Tanto Johnny Cash (Joaquin Phoenix) quanto June Carter (Reese Witherspoon) eram estranhos dentro de suas próprias casas antes de alcançarem o estrelato no mundo da música. Ele, que vivia com uma mãe submissa, um pai alcoolista e à sombra do bondoso irmão, teve que abandonar o convívio familiar em uma longínqua fazenda do estado de Arkansas, nos Estados Unidos, para construir sua própria história depois da trágica e precoce morte do irmão, cuja culpa sempre lhe foi atribuída equivocadamente pelo pai.

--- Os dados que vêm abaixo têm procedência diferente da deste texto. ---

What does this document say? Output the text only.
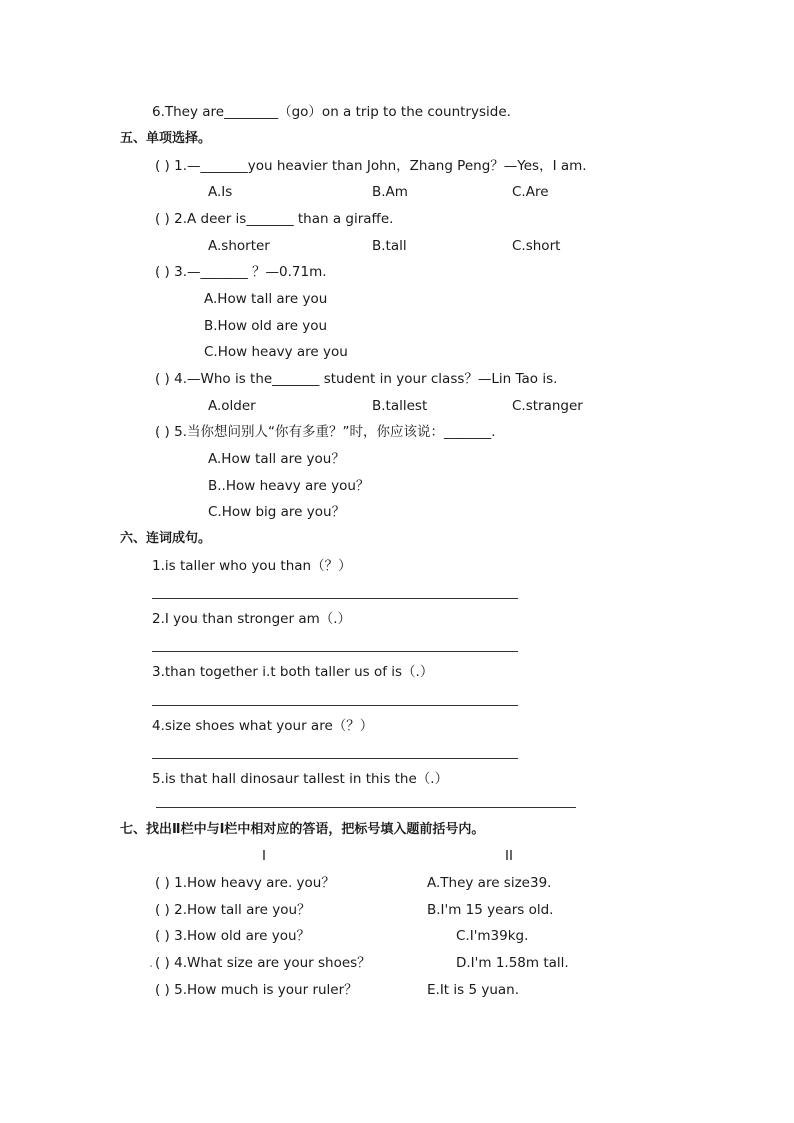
6.They are________（go）on a trip to the countryside.
五、单项选择。
( ) 1.—_______you heavier than John，Zhang Peng？—Yes，I am.
A.Is	B.Am	C.Are
( ) 2.A deer is_______ than a giraffe.
A.shorter	B.tall	C.short
( ) 3.—_______ ？—0.71m.
A.How tall are you
B.How old are you
C.How heavy are you
( ) 4.—Who is the_______ student in your class？—Lin Tao is.
A.older	B.tallest	C.stranger
( ) 5.当你想问别人“你有多重？”时，你应该说：_______.
A.How tall are you？
B..How heavy are you？
C.How big are you？
六、连词成句。
1.is taller who you than（？）
2.I you than stronger am（.）
3.than together i.t both taller us of is（.）
4.size shoes what your are（？）
5.is that hall dinosaur tallest in this the（.）
七、找出Ⅱ栏中与Ⅰ栏中相对应的答语，把标号填入题前括号内。
I	II
( ) 1.How heavy are. you？	A.They are size39.
( ) 2.How tall are you？	B.I'm 15 years old.
( ) 3.How old are you？	C.I'm39kg.
. ( ) 4.What size are your shoes？	D.I'm 1.58m tall.
( ) 5.How much is your ruler？	E.It is 5 yuan.
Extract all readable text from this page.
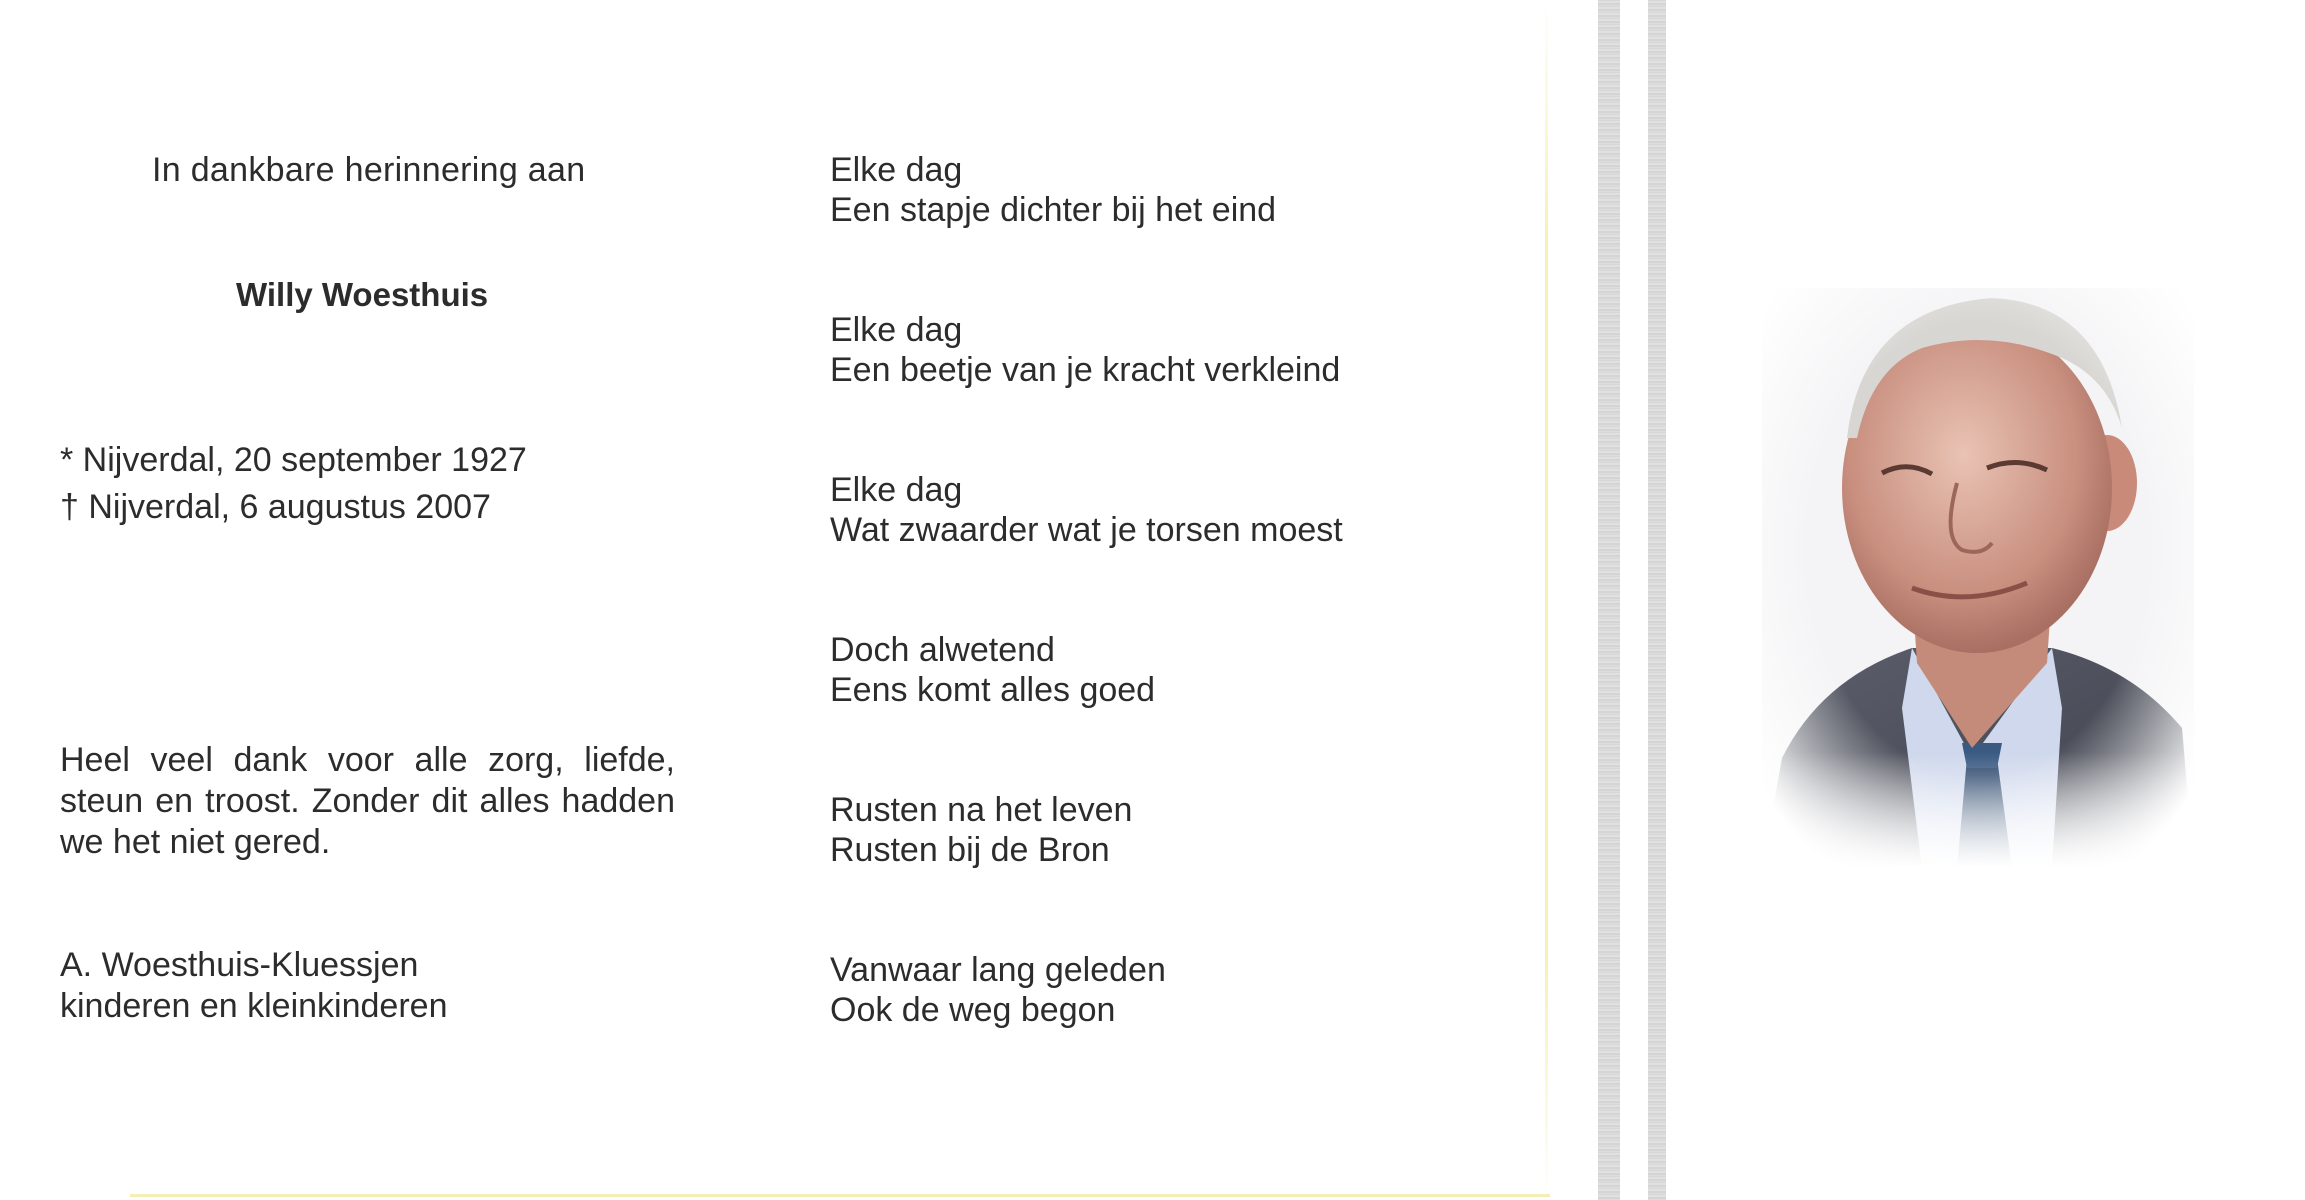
In dankbare herinnering aan
Willy Woesthuis
* Nijverdal, 20 september 1927
† Nijverdal, 6 augustus 2007
Heel veel dank voor alle zorg, liefde, steun en troost. Zonder dit alles hadden we het niet gered.
A. Woesthuis-Kluessjen
kinderen en kleinkinderen
Elke dag
Een stapje dichter bij het eind
Elke dag
Een beetje van je kracht verkleind
Elke dag
Wat zwaarder wat je torsen moest
Doch alwetend
Eens komt alles goed
Rusten na het leven
Rusten bij de Bron
Vanwaar lang geleden
Ook de weg begon
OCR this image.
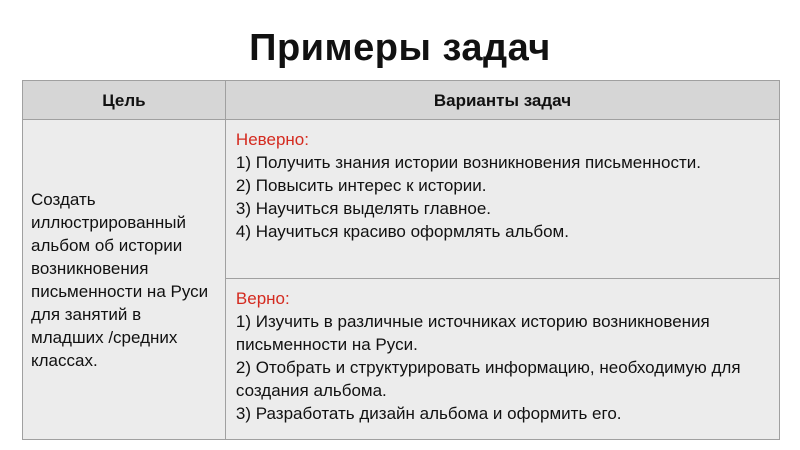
Примеры задач
Цель	Варианты задач
Создать иллюстрированный альбом об истории возникновения письменности на Руси для занятий в младших /средних классах.	Неверно:
1) Получить знания истории возникновения письменности.
2) Повысить интерес к истории.
3) Научиться выделять главное.
4) Научиться красиво оформлять альбом.

	Верно:
1) Изучить в различные источниках историю возникновения письменности на Руси.
2) Отобрать и структурировать информацию, необходимую для создания альбома.
3) Разработать дизайн альбома и оформить его.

Já June Carter não veio de um ambiente tão conturbado, pois, desde criança, já sabia o que era o sucesso cantando com a irmã Anita nas rádios. O senso de não pertencimento, no entanto, era o mesmo que consumia Cash, uma vez que June sempre soube que a agraciada com grande talento vocal na família era a irmã, o que, segundo ela, levou-lhe a “fazer graça” nos palcos para que fosse notada de alguma forma. Não há dúvidas de que Johnny & June é infinitamente mais sobre Johnny Cash do que sobre June Carter, mas é a partir do encontro dessas duas histórias que o filme de James Mangold constrói a sua maior força: a de que o amor – o verdade mesmo, não o nascido a partir de conveniências ou do que os outros esperam – é realmente capaz de transformar carreiras, caminhos e pessoas.
Assim como o próprio filme, a mensagem não deixa de ser batida, mas tudo em Johnny & June é bem executado, o que se revela uma ótima surpresa quando é difícil encontrar biografias que assumam uma personalidade tradicional e ainda assim consigam empolgar de alguma forma. Tudo o que já conhecemos a respeito de uma produção nesse formato está presente aqui: a vontade de abarcar a maior quantidade de fatos possíveis, a clássica pegada motivacional para falar sobre um sujeito de origem humilde que conquista a fama aparentemente impossível, os percalços com drogas e bebidas e até a jogada de começar o filme pelo desfecho. Por isso faz a diferença ter um diretor como James Mangold atrás das câmeras. Com uma carreira marcada por vários projetos interessantes (Identidade, Os Indomáveis e Garota, Interrompida), Mangold nunca construiu uma assinatura em seus trabalhos, mas a experiência nos mais diversos gêneros influencia diretamente a segurança narrativa encontrada nesse filme. Ele, que também escreveu o roteiro em parceria com Gill Dennis, nunca torna Johnny & June um relato atropelado da vida de Johnny Cash, especialmente porque o longa dá conta por completo da personalidade do cantor norte-americano.
A duração excessiva permite que Johnny & June transpareça suas formalidades e seus eventuais descuidos, como o de nunca apresentar devidamente a dupla que começa a carreira com o protagonista e depois simplesmente some ou a verdadeira personalidade da primeira esposa do cantor, reduzida a ser a filhinha do papai cuja única função dramática é cuidar da casa e chorar pelo afastamento do marido. Tudo é amplamente compensado por um longa bem sucedido na construção de seu repertório musical (são apenas 11 as músicas interpretadas pelos protagonistas, e quase todas executadas apenas parcialmente) e que a todo momento nos leva ao que mais impressiona em todo o conjunto: a impecável interpretação de Joaquin Phoenix. Em mais um dos tantos momentos que nos lembram das razões de seu nome ser considerado um dos melhores em atividade, Phoenix dá literalmente voz e alma para um Johnny Cash extremamente crível e que ultrapassa qualquer acomodação envolvendo a mera reprodução de trejeitos tão corriqueira em cinebiografias. Reese Witherspoon, que, assim como Phoenix, também canta e toca todos os instrumentos em cena, é uma graça e tem sua parcela de contribuição para o ótimo romance do filme (o que, por outro lado, em nada justifica seu equivocado Oscar de melhor atriz). Entretanto, o show é mesmo de Phoenix nesse longa de emoções sinceras e que ainda segue um pouco mais com o espectador após a sessão, já que é impossível não recorrer à trilha sonora de tempos em tempos.